When I have a full-time job, I won't be so concerned with my resume and I probably won't have the time or energy to keep working at this pace anyhow. At that point, the GPL will be the logical next step. And Linux, too.

I went with Windows for this version because that's where I can be most productive (I have loads of experience here, so I'm already familiar with the tools and APIs), and because that's the environment my future employers are interested in... but I'd really like to see this running on Linux. I built a new Mandrake 8.1 box specifically for the purpose of porting Juice, and I can hardly wait to begin. First things first, though: feature completeness under the OS I started with.

Speaking of features, the latest beta adds a new user interface with which to define the robot's behavior. check it out... I hope to have this stuff stabilized by the end of the week for a production-quality release of version 1.2.

I just came across a very nice collection of robotics links at http://www.machinebrain. com/.

Does anyone know of a good forum for robotics hobbyists? Machinebrain.com has a forum, but it's completely empty.

I just finished uploading a few MPEGs of some of my simulated robots: http ://www.packetgnomes.org/~nathan/video/Juice/

The dinosaur-like biped "Dihno" is the most sophisticated of the bunch, followed closely by the dog. With a joystick they can be commanded to turn as they walk, lean side to side, crouch, and so on.

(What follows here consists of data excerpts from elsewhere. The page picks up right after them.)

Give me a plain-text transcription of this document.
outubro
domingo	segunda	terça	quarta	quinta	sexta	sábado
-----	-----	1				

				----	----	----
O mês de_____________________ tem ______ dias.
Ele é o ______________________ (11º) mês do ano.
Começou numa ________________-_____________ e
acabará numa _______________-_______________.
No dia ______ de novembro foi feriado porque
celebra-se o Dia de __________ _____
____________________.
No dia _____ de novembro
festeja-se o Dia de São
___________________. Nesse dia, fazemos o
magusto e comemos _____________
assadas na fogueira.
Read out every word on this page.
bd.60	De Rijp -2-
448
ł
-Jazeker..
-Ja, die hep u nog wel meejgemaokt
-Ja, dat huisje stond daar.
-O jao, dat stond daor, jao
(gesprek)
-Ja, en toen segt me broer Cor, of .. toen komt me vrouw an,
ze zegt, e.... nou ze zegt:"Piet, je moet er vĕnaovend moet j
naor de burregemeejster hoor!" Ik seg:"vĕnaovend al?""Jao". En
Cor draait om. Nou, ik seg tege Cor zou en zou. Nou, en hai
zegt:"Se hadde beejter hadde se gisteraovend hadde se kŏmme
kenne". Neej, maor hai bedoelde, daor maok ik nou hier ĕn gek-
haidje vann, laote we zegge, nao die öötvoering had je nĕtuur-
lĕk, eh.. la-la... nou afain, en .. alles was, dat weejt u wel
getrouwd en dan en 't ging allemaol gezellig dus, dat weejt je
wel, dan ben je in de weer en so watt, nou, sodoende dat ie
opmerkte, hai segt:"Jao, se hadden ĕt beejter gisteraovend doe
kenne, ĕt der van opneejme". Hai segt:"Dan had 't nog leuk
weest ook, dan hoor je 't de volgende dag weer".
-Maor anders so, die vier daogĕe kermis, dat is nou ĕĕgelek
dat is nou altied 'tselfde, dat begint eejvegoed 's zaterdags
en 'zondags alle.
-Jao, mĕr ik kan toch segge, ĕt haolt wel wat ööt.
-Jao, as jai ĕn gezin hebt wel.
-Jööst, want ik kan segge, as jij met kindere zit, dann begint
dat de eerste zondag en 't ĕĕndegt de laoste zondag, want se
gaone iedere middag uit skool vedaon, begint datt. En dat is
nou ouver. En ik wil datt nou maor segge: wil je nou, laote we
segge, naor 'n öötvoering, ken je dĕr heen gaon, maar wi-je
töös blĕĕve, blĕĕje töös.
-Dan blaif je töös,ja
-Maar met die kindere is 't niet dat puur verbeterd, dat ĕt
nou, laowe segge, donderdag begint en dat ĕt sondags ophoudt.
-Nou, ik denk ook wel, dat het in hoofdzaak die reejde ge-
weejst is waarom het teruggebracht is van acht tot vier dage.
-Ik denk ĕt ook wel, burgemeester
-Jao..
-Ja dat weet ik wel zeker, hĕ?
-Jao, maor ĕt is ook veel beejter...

I am working on a simulator for walking robots. It is specifically intended to aid in the the high-level design of the mechanics and movements (gaits).

At this point, it is possible to create a walking machine from beams and hinges, then animate the machine with simple motions, and steer the machine around under joystick control. It's harder than it sounds, but if it were easy I wouldn't have bothered with the simulator, right? :-)

Click here for details.

It's free software, but it's not yet open source. So far it has been tested on Windows 2k (with much success) and Windows 98 (with limited success).